“I no longer support my ‘California sober’ ways,” the singer wrote on Instagram Stories. “Sober sober is the only way to be.”
Lovato explicitly opened up about being “California Sober” in a track by the same title earlier this year from their Dancing With the Devil … The Art of Starting Over album, which revolves around the lifestyle of allowing some alcohol and marijuana consumption while steering clear of hard drugs. “I’m California sober/ It doesn’t have to mean the growin’ part is over/ No, it ain’t black or white, it’s all of the colors.”
In Lovato’s YouTube Originals docuseries of the same name, the singer opened up about their journey to recovery following a near-fatal overdose in 2018 and how they’ve felt immense pressure being the “poster child of sobriety.” Lovato discussed how they ultimately chose the path that’s best for them, with the help of recovery case manager Charles Cook, and allowed weed and wine in their life while still avoiding liquor and hard drugs.

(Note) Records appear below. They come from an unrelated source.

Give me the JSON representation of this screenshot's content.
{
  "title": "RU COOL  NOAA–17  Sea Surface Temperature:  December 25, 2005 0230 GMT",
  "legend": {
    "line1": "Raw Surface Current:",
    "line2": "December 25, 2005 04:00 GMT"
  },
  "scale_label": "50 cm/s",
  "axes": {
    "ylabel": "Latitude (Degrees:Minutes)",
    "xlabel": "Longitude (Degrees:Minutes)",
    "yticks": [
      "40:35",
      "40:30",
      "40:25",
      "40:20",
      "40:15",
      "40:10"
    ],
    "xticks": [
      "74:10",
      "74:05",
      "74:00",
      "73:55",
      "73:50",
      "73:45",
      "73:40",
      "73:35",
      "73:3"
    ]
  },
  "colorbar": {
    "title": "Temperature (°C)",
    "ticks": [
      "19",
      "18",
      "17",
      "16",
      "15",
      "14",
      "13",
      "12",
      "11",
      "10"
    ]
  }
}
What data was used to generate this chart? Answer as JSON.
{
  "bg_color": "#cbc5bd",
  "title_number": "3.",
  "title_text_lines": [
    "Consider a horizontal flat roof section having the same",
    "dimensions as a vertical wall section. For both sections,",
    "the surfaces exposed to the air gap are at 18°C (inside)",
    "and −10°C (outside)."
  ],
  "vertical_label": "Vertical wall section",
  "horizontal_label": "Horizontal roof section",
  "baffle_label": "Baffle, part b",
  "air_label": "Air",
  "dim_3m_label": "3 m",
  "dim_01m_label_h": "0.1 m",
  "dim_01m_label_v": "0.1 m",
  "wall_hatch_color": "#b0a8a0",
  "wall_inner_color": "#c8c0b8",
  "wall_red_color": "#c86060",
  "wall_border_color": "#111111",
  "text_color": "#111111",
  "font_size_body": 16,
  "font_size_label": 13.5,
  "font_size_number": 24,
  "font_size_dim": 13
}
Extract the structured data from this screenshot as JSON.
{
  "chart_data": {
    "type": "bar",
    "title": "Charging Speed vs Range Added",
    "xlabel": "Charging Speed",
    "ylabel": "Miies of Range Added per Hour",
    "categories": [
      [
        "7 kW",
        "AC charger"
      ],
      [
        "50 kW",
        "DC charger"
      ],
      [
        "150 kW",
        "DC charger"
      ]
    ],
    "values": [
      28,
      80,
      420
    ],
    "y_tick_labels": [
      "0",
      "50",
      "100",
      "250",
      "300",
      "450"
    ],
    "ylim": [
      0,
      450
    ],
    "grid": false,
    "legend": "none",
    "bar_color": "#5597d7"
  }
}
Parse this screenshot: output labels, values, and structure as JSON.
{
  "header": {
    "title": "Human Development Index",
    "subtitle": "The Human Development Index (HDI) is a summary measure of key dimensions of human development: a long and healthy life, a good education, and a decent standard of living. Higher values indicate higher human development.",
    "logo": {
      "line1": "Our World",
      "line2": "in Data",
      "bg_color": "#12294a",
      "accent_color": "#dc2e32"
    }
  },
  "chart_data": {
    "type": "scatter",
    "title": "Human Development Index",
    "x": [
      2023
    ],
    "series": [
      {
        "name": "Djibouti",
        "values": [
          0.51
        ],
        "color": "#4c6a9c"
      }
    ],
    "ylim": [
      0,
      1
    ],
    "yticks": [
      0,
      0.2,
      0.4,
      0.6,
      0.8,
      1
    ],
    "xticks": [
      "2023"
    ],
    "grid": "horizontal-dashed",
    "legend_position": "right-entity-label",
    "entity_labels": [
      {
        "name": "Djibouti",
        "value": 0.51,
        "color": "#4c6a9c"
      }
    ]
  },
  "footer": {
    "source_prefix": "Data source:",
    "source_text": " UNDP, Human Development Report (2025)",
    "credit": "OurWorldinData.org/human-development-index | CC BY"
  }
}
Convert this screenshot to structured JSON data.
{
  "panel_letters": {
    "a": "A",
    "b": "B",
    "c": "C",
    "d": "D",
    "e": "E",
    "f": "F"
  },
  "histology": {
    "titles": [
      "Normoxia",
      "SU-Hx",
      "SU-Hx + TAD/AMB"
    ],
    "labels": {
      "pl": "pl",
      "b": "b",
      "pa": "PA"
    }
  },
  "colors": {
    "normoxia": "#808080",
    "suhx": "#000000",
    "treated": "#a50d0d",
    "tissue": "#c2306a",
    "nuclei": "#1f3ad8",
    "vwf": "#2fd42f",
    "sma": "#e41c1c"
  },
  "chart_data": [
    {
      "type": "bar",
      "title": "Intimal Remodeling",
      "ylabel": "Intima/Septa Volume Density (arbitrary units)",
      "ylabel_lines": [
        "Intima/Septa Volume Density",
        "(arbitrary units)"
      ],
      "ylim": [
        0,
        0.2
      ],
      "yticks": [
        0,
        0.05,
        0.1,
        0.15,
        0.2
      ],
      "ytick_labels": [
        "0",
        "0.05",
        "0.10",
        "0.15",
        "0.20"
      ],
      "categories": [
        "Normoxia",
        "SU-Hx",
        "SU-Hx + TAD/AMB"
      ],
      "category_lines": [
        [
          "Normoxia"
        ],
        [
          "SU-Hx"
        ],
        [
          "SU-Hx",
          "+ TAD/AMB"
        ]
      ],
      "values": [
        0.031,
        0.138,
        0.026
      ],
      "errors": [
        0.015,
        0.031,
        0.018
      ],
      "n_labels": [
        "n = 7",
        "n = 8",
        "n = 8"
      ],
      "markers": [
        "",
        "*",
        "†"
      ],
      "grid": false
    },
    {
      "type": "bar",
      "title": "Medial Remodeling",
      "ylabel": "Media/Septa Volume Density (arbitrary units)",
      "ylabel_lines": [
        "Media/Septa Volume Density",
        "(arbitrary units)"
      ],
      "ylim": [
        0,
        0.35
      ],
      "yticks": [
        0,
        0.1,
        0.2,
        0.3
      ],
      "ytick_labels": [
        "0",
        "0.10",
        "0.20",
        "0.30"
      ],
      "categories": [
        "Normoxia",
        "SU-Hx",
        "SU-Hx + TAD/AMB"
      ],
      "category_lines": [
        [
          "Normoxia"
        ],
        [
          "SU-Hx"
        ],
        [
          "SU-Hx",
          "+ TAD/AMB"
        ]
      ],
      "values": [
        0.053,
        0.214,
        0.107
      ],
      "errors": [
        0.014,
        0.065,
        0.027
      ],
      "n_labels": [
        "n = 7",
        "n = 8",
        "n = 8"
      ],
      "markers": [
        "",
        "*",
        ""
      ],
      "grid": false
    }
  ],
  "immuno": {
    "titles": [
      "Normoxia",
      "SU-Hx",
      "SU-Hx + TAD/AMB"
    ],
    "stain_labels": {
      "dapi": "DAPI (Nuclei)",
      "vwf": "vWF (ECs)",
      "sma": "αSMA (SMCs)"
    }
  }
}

While Lovato states in the doc that recovery is not a “one-size-fits-all solution,” Lala Kent argued in July that the “California sober” lifestyle was “super offensive” to others on the road to recovery. During an episode of David Yontef’s Behind the Velvet Rope podcast, the model and Vanderpump Rules star opened up about being sober since October 2018 and being against the idea of being “California sober.”
“There are people out there who have worked their ass off to never take themselves out of reality and to never place themselves in an altered state. When they have a cold, they don’t even take DayQuil or NyQuil. So to say that you’re ‘California sober’ or this type of sober is extremely offensive, I think,” she said, going on to describe the idea as “not a real thing. You’re not sober. If you’re drinking and smoking weed, you’re not sober.”
Elton John, who celebrated 30 years of being sober last summer and said in the Dancing With the Devil doc that he hopes Lovato also experiences the “most incredible things” in life while in recovery, simply stated “moderation doesn’t work” when it comes to sobriety.